So I wonder should I add non-clustered index to a non-unique values column in SQL 2008 R2 table. Simplified Example:

 SELECT Id, FirstName, LastName, City
 FROM Customers
 WHERE City = 'MyCity'

My understanding is that the primary key [Id] should be the clustered index.

Can non-clustered index be added to the non-unique column [City] ? Is this going to improve performance or I should not bother at all.

Thanks.

I was thinking to do clustered index as:

 CREATE UNIQUE CLUSTERED INDEX IDX_Customers_City 
  ON Customers (City, Id);

or non-clustered, assuming there is already clustered index on that table.

  CREATE NONCLUSTERED INDEX IX_Customers_City 
  ON Customers (City, Id);

In reality I am dealing with millions of records table. The Select statement returns 0.1% to 5% of the records

有帮助吗?

解决方案

Generally yes - you would usually make the clustered index on the primary key. The exception to this is when you never make lookups based on the primary key, in which case putting the clustered index on another column might be more pertinent.

You should generally add non-clustered indexes to columns that are used as foreign keys, providing there's a reasonably amount of diversity on that column, which I'll explain with an example.

The same applies to columns being used in where clauses, order by etc.

Example

CREATE TABLE Gender (
 GenderId INT NOT NULL PRIMARY KEY CLUSTERED
 Value NVARCHAR(50) NOT NULL)

INSERT Gender(Id, Value) VALUES (1, 'Male'), (2, 'Female')

CREATE TABLE Person (
  PersonId INT NOT NULL IDENTITY(1,1) PRIMARY KEY CLUSTERED,
  Name NVARCHAR(50) NOT NULL,
  GenderId INT NOT NULL FOREIGN KEY REFERENCES Gender(GenderId)
)

CREATE TABLE Order (
  OrderId INT NOT NULL IDENTITY(1,1) PRIMARY KEY CLUSTERED,
  OrderDate DATETIME NOT NULL DEFAULT GETDATE(),
  OrderTotal DECIMAL(14,2) NOT NULL,
  OrderedByPersonId INT NOT NULL FOREIGN KEY REFERENCES Person(PersonId)
)

In this simple set of tables it would be a good idea to put an index on The OrderedByPersonId Column of the Order table, as you are very likely to want to retrieve all the orders for a given person, and it is likely to have a high amount of diversity. By a high amount of diversity (or selectiveness) I mean that if you have say 1000 customers, each customer is only likely to have 1 or 2 orders each, so looking up all the values from the order table with a given OrderedByPersonId will result in only a very small proportion of the total records in that table being returned.
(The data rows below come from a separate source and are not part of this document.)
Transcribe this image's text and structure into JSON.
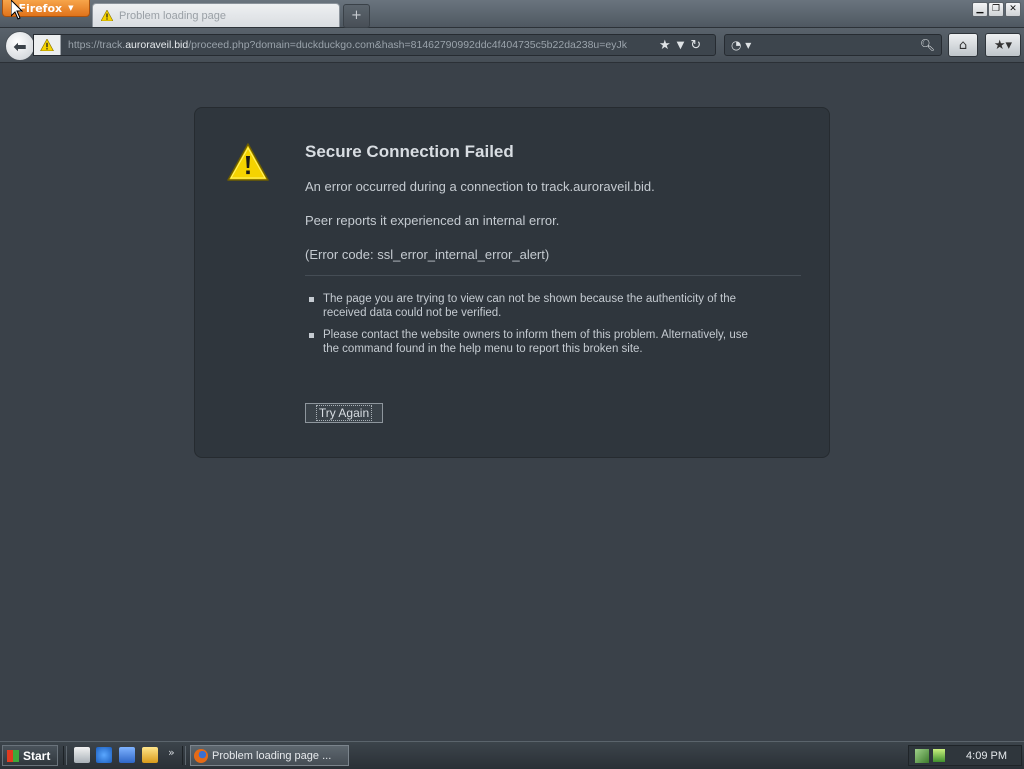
{
  "window": {
    "firefox_button_label": "Firefox",
    "tab_title": "Problem loading page"
  },
  "navigation": {
    "url_prefix": "https://track.",
    "url_domain": "auroraveil.bid",
    "url_rest": "/proceed.php?domain=duckduckgo.com&hash=81462790992ddc4f404735c5b22da238u=eyJk",
    "search_placeholder": ""
  },
  "error_page": {
    "title": "Secure Connection Failed",
    "line1": "An error occurred during a connection to track.auroraveil.bid.",
    "line2": "Peer reports it experienced an internal error.",
    "line3": "(Error code: ssl_error_internal_error_alert)",
    "bullets": [
      "The page you are trying to view can not be shown because the authenticity of the received data could not be verified.",
      "Please contact the website owners to inform them of this problem. Alternatively, use the command found in the help menu to report this broken site."
    ],
    "try_again_label": "Try Again"
  },
  "taskbar": {
    "start_label": "Start",
    "task_label": "Problem loading page ...",
    "clock": "4:09 PM"
  },
  "colors": {
    "page_background": "#3a4149",
    "error_box": "#2f363d",
    "firefox_orange": "#e0731a",
    "warning_yellow": "#f5d300"
  }
}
By contrast there's not much point in putting an index on the GenderId column in the Person table, as it will have a very low diversity. The query optimiser would not use such an index, and INSERT/UPDATE statements would be a marginally slower because of the extra need to maintain the index.
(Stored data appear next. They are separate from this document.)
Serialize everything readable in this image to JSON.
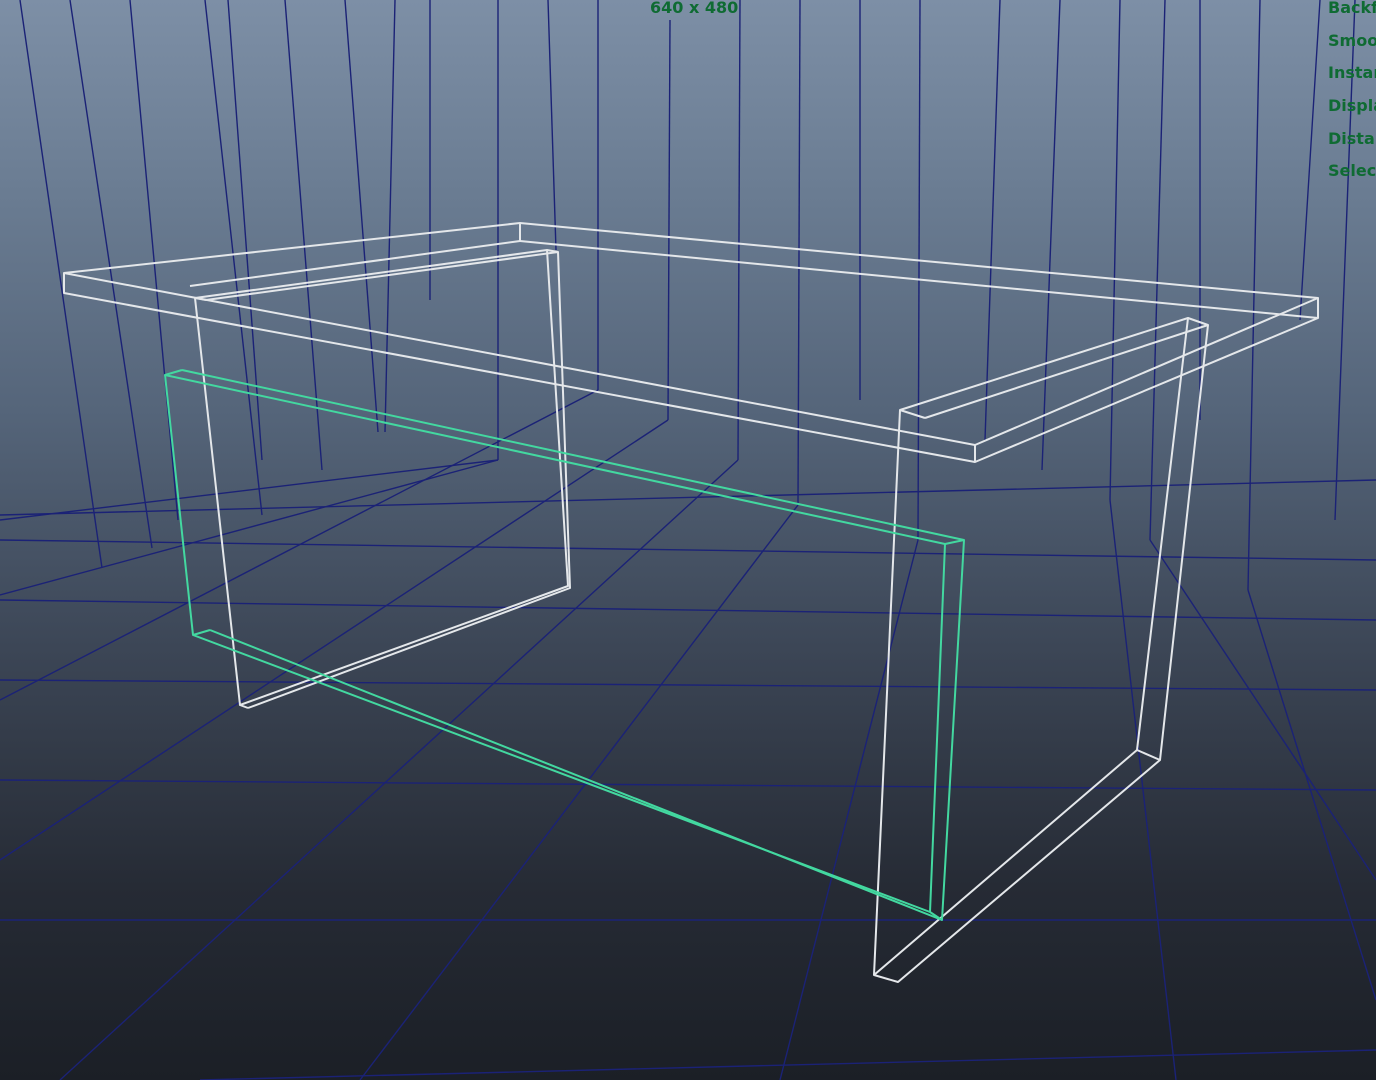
{
  "viewport": {
    "resolution_gate_label": "640 x 480",
    "hud_labels": [
      "Backf",
      "Smoo",
      "Instar",
      "Displa",
      "Distar",
      "Selec"
    ],
    "colors": {
      "grid": "#1b2276",
      "wireframe": "#e4e7ea",
      "selection": "#43d8a0",
      "hud_text": "#0f6b33"
    }
  }
}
Now to go back to your example - the answer would have to be "it depends". If you have hundreds of cities in your database then yes, it might be a good idea to index that column If however you only have 3 or 4 cities, then no - don't bother. As a guideline I might say if the selectivity of the column is 0.9 or higher (ie a where clause selecting a single value in the column would result in only 10% or less of the rows being returned) an index might help, but this is by no means a hard and fast figure!

Even if the column is very selective/diverse you might not bother indexing it if queries are only made very infrequently on it.

One of the easiest things to do though is try your queries with the execution plan displayed in SQL management studio. It will suggest indexes for you if the query optimiser thinks that they'll make a positive impact.

Hope that helps!

其他提示

If you use the query frequently or if you sort by city regularly in on-line applications specially if your table is dense or has a large row size, it makes sense to add an index. Too many indexes slow down your insert and update. An evaluation of the actual value would only be appreciated when you have significant data in the table.